Benjamin Hubert (LAYER)
Benjamin Hubert, founder of London-based design studio Layer, has long pondered how he can contribute to the world as a designer, creating products that satisfy consumers and that are beneficial to society at the same time. The pandemic has led him to think about the issue more deeply.
“There is a lot of greenwashing that happens where it is quite difficult to understand what is truly sustainable. Designers are responsible for some of that, but it takes a group of people and a village of people to really change that,” he said in a recent interview with The Korea Herald and The Herald Economic Daily.
“I don’t think that commerce and things that are good for the world are separate. If you can combine them and create business models around them, it makes it more robust and gives it more longevity,” he added.
Hubert pointed out that the concept of sustainability is abused and how stakeholders, including designers, governments and consumers, should work together to make the concept more tangible and more achievable.
“In some sense, it’s both frightening and exciting to be a designer in this climate,” he said. “Clearly everybody, including myself, the studio, has been impacted by the pandemic. But there is a silver lining to that cloud. There is a massive opportunity to drive those new agendas.
“That agenda is going to become more prominent when the governments push it harder and when consumers continue on the curve of education around what sustainability is,” he added.
Designed by Benjamin Hubert, “AXYL chair” is produced with a recycled aluminium frame (LAYER)
He admitted that the design studio, some 20 percent of whose projects are related to nonprofit projects, was affected by the pandemic in terms of the way it functions.
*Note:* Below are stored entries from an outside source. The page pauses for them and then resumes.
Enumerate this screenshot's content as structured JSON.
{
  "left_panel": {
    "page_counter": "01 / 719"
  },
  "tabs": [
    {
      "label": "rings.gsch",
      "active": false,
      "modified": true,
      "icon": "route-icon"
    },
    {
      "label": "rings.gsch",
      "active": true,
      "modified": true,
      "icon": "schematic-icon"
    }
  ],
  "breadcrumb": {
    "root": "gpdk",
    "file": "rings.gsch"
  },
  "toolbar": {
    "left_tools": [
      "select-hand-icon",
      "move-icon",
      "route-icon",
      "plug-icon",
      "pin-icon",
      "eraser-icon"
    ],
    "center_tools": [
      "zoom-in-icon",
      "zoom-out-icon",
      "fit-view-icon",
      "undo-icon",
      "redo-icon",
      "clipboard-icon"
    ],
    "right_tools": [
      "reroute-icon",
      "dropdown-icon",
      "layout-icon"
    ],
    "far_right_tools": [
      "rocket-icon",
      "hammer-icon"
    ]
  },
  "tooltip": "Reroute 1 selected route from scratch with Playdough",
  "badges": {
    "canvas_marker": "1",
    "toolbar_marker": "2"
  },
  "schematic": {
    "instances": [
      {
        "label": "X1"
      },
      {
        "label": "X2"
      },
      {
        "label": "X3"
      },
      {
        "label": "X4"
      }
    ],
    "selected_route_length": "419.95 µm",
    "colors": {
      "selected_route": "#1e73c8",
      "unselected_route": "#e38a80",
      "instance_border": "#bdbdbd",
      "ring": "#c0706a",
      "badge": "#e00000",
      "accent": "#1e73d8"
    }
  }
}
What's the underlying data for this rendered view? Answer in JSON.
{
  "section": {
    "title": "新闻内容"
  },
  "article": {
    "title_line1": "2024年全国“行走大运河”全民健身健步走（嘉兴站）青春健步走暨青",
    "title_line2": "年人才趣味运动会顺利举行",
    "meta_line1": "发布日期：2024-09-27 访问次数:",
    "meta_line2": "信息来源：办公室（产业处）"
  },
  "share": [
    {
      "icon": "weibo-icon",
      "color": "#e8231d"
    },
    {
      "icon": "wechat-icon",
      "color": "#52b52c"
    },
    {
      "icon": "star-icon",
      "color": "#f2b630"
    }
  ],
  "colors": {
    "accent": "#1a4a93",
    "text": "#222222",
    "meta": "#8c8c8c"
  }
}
The pandemic made him think more valuably about his team and how they can work as a team, which he had taken for granted before.
“Personally, I think valuing being together has become much greater. I should be valuing the quality of what we do together, not just the idea of work. That mindset shift has happened quite a lot,” he said.
As a fast growing design studio, Layer is collaborating with global big-named companies including Nike, Google, Bang and Olufsen, Samsung and Braun. It comprises of twenty designers from around the world who are mentored by Hubert.
Hubert is particularly inspired by people and materials as a “great lover of high craftsmanship.”
“(I am) really thinking about how people are living, what frustrates them, what excites them, how might we live in the future in a better or more wholesome society. That inspires me, that’s my optimism.
“In a more tangible sense, I have a great love of materials … as a specific example of a tangible inspiration -- 3D knitting. In lots of projects we like to soften technology and we use a lot of 3D knitting. We have used it in furniture and consumer electronics. You can print complex forms, it’s highly engineered, it’s really visually interesting,” he said.
Hubert will speak about his vision as a designer and Layer’s recent projects at the Herald Design Forum 2021 on Oct. 14 in Seoul.